Según versiones preliminares, dos sujetos en una motocicleta se aproximaron a la combi estacionada en la cuadra 1 del jirón Tiahuanaco, vertieron líquido inflamable y prendieron fuego a la unidad antes de darse a la fuga. Cámaras de seguridad captaron el momento exacto del atentado. Testigos indicaron que las llamas alcanzaron también la fachada de una vivienda cercana, generando alarma entre los vecinos.

En una grabación difundida por los extorsionadores, que se autodenominan miembros del llamado “Clan del Norte”, se escucha una advertencia directa: si la empresa no cede al pago del cupo exigido, más unidades serán objeto de ataques violentos. Este tipo de intimidaciones busca imponer temor en los transportistas y ejercer control sobre las rutas de operación.
La acción criminal revive el panorama de inseguridad que afecta con especial severidad al transporte público en Lima. Hace pocas semanas se reportaron agresiones similares y hasta homicidios vinculados con la extorsión al gremio de transporte. El sector viene denunciando que se siente abandonado frente al incremento de ataques, muchos de los cuales quedan sin un claro avance investigativo.

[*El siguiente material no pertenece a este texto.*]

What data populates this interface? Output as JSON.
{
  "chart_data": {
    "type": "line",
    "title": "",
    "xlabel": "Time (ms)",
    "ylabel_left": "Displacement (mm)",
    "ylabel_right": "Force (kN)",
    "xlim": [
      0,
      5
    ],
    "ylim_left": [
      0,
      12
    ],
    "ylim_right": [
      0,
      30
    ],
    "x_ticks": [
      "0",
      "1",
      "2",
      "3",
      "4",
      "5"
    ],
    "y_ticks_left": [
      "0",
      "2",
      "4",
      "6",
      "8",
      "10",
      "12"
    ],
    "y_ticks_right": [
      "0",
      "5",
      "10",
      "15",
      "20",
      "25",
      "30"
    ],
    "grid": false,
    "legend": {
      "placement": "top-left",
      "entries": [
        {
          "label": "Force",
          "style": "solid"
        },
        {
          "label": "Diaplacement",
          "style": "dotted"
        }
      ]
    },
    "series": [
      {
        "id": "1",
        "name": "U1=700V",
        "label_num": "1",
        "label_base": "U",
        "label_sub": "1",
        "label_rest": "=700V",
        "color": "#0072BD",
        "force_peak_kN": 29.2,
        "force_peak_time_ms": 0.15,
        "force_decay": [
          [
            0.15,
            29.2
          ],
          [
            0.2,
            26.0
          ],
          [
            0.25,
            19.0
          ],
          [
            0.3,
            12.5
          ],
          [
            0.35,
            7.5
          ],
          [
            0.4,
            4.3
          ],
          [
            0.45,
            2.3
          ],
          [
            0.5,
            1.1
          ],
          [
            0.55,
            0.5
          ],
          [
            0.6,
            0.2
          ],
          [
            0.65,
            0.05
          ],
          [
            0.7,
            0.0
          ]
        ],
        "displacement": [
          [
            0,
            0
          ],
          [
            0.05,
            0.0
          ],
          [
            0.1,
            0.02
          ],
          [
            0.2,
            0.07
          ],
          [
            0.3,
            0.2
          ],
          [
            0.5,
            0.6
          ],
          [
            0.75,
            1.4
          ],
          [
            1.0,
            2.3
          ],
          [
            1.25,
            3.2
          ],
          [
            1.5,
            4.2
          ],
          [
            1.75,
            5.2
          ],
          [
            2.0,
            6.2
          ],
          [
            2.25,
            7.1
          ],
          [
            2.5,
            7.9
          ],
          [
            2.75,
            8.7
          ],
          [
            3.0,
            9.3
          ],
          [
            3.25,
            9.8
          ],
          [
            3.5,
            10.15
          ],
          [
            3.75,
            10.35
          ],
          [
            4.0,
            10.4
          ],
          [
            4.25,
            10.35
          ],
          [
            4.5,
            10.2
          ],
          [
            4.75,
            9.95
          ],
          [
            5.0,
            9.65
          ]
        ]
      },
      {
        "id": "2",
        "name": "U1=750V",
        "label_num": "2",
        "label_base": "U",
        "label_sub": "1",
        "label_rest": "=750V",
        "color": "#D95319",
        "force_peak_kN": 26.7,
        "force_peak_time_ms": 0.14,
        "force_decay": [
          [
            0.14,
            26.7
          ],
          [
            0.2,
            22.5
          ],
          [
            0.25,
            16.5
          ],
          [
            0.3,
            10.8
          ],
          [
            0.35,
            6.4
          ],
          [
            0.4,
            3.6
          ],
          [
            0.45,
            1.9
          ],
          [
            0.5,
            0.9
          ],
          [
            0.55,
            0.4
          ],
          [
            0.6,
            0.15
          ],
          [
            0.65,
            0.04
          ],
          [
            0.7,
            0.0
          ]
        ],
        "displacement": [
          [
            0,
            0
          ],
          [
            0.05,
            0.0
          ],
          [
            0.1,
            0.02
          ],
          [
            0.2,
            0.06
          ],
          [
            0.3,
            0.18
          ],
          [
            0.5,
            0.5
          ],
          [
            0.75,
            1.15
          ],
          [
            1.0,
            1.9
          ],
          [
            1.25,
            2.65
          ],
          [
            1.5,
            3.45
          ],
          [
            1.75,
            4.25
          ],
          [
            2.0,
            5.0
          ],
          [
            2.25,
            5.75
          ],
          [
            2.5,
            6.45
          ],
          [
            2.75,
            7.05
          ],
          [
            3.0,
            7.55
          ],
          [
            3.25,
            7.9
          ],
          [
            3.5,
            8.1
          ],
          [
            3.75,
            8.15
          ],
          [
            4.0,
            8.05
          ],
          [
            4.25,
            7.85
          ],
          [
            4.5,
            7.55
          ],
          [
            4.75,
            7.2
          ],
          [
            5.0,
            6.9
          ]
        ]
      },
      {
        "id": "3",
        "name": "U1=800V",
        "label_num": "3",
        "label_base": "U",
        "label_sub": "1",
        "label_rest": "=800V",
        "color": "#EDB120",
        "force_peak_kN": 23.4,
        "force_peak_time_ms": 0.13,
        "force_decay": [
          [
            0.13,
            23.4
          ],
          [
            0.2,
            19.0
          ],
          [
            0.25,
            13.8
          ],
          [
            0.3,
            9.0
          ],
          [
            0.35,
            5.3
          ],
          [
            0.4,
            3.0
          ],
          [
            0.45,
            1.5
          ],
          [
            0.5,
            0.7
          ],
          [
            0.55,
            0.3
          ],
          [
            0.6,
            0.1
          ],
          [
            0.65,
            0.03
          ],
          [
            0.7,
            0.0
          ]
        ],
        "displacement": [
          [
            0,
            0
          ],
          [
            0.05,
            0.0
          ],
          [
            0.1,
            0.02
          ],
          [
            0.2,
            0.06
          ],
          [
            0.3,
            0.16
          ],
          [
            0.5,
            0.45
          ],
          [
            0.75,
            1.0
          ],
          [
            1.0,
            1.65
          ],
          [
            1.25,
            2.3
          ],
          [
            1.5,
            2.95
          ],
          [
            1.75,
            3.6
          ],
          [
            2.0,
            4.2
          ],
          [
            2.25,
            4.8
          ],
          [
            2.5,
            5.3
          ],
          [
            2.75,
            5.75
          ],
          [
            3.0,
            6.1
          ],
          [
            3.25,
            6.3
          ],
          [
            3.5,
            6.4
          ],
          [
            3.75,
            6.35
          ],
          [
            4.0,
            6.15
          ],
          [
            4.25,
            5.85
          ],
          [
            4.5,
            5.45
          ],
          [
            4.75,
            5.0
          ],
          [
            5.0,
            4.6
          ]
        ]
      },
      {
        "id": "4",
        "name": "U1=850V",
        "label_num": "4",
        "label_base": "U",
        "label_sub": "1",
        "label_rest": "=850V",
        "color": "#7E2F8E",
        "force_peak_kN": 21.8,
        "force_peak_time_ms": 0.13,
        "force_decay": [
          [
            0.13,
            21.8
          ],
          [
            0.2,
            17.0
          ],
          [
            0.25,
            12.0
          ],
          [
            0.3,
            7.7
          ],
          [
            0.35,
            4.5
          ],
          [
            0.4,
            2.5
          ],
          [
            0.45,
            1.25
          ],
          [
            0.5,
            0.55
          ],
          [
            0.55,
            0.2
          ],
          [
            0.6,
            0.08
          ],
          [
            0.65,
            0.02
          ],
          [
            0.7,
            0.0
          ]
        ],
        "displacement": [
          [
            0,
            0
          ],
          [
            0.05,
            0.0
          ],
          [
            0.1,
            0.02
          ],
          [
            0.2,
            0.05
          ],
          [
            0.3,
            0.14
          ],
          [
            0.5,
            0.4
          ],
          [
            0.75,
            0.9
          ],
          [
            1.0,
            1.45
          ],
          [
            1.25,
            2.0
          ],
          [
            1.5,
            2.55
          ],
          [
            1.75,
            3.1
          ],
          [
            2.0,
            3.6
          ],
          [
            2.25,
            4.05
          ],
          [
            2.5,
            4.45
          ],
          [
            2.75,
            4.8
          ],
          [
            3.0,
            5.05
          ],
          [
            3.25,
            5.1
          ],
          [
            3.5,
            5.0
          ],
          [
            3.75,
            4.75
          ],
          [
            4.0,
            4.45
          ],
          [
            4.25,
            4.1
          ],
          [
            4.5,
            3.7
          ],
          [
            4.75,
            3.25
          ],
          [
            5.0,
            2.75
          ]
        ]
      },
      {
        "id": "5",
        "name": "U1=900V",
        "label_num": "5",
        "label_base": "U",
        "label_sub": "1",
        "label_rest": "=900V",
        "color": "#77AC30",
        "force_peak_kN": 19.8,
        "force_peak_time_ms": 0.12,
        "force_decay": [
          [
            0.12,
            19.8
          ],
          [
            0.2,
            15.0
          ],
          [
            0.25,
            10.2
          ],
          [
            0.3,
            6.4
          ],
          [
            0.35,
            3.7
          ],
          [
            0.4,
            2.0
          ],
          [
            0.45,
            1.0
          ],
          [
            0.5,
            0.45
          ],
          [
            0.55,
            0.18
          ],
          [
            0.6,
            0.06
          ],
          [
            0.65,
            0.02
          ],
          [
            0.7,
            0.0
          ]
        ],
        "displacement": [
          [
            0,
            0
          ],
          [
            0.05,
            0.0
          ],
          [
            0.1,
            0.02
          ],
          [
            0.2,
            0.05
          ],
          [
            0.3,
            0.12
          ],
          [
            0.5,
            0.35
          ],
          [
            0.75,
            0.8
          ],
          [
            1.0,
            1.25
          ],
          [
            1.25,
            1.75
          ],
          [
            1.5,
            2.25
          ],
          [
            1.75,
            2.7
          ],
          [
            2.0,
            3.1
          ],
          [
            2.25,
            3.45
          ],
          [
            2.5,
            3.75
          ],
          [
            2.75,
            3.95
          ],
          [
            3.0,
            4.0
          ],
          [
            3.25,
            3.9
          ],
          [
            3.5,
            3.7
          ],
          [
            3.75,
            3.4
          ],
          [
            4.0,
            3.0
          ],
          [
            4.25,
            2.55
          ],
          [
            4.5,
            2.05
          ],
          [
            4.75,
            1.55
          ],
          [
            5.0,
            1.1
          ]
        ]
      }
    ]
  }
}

Las autoridades policiales han iniciado las pesquisas para identificar a los responsables del incendio y las amenazas. Se espera que peritos revisen las cámaras del lugar, recojan restos del acelerante utilizado y rastreen las placas o características de la motocicleta empleada. Al mismo tiempo, gremios de transportistas evaluarán colectivamente acciones de protesta si no se presenta una respuesta efectiva del Estado.
Este nuevo atentado contra una unidad de transporte marca un anticipo dramático de lo que podría convertirse en una escalada generalizada de violencia si el poder político no actúa con decisión. Que los extorsionadores se sientan capaces de grabar amenazas y quemar combis sin temor a represalias refleja un vacío de autoridad preventiva. La respuesta del Ejecutivo, Policía Nacional, Ministerio Público y gobiernos locales no puede limitarse a discursos: se requiere una estrategia integral que combine inteligencia operativa, protección real al gremio y sanciones ejemplares. Si el Estado no recupera el control de las rutas vulnerables, el transporte público seguirá siendo campo abierto para mafias criminales.